Take a Thousand Eggs or More

ERRATA

page 244. Ashmole Ms 1439, recipe 18 for Black sauce for capouns y-rostyde reads "take anyse, and grynde parysgingere, and canel..."
The same recipe occurs in Forme of Cury, p. 64, Sawse Noyre for Capons yrosted,but it reads "take anyse and greynes de Parys. gyng~. canel..." Another copy appears in Liber Cure Cocorum, #69 Sawce best for capons rostyd, where it is "Pare gynger and canelÖ"
In either case, my translation of parysgingere as "Paris ginger" is incorrect.

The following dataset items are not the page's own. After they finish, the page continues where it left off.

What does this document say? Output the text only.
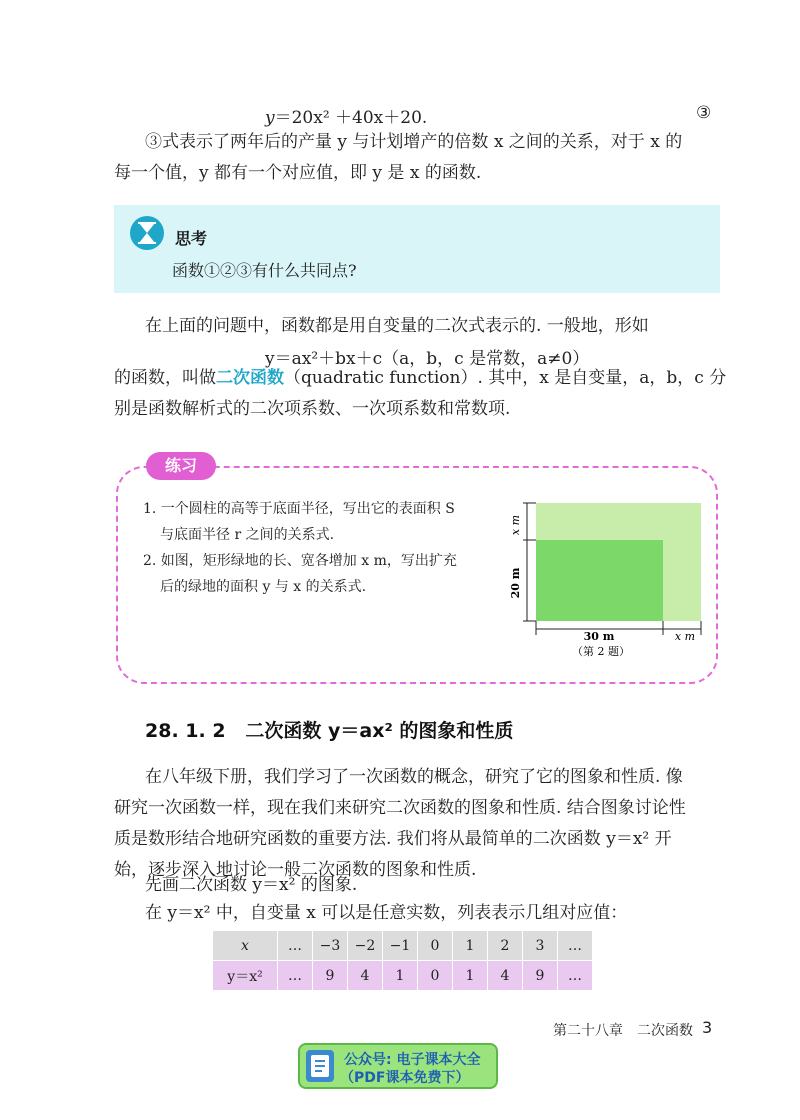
y＝20x² ＋40x＋20.	③
③式表示了两年后的产量 y 与计划增产的倍数 x 之间的关系，对于 x 的
每一个值，y 都有一个对应值，即 y 是 x 的函数.
思考
函数①②③有什么共同点?
在上面的问题中，函数都是用自变量的二次式表示的. 一般地，形如
y＝ax²＋bx＋c（a，b，c 是常数，a≠0）
的函数，叫做二次函数（quadratic function）. 其中，x 是自变量，a，b，c 分
别是函数解析式的二次项系数、一次项系数和常数项.
练习
1. 一个圆柱的高等于底面半径，写出它的表面积 S
与底面半径 r 之间的关系式.
2. 如图，矩形绿地的长、宽各增加 x m，写出扩充
后的绿地的面积 y 与 x 的关系式.
x m
20 m
30 m	x m
（第 2 题）
28. 1. 2 二次函数 y＝ax² 的图象和性质
在八年级下册，我们学习了一次函数的概念，研究了它的图象和性质. 像
研究一次函数一样，现在我们来研究二次函数的图象和性质. 结合图象讨论性
质是数形结合地研究函数的重要方法. 我们将从最简单的二次函数 y＝x² 开
始，逐步深入地讨论一般二次函数的图象和性质.
先画二次函数 y＝x² 的图象.
在 y＝x² 中，自变量 x 可以是任意实数，列表表示几组对应值：
x	…	−3	−2	−1	0	1	2	3	…
y＝x²	…	9	4	1	0	1	4	9	…
第二十八章　二次函数 3
公众号: 电子课本大全
（PDF课本免费下）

Please cross out "Paris" & write in either "grains of paradise [comma] " or "grind pared ginger".
 

page 261 - footnote - A recipe for Blank Mang found in The Forme of Cury (c. 1390, #36) calls for a garnish of "aneys in confyt rede [or] whyt." The fact that the candied anise was available in two colors lends more credence to the notion that the anise was colored by the sugar glaze.

The word brazel is actually the name of an East Indian tree, known as Sappan, Cæsalpinia Sappan, that has hard brownish-red wood, from which dyers obtain a red colour. The country of Brazil was named after this wood when a related species, C. echinata, was found there in abundance. Mentions of brazel appear as early as the mid-1300s.

page 613, index - Add:  Bear, pp. 470 - 471.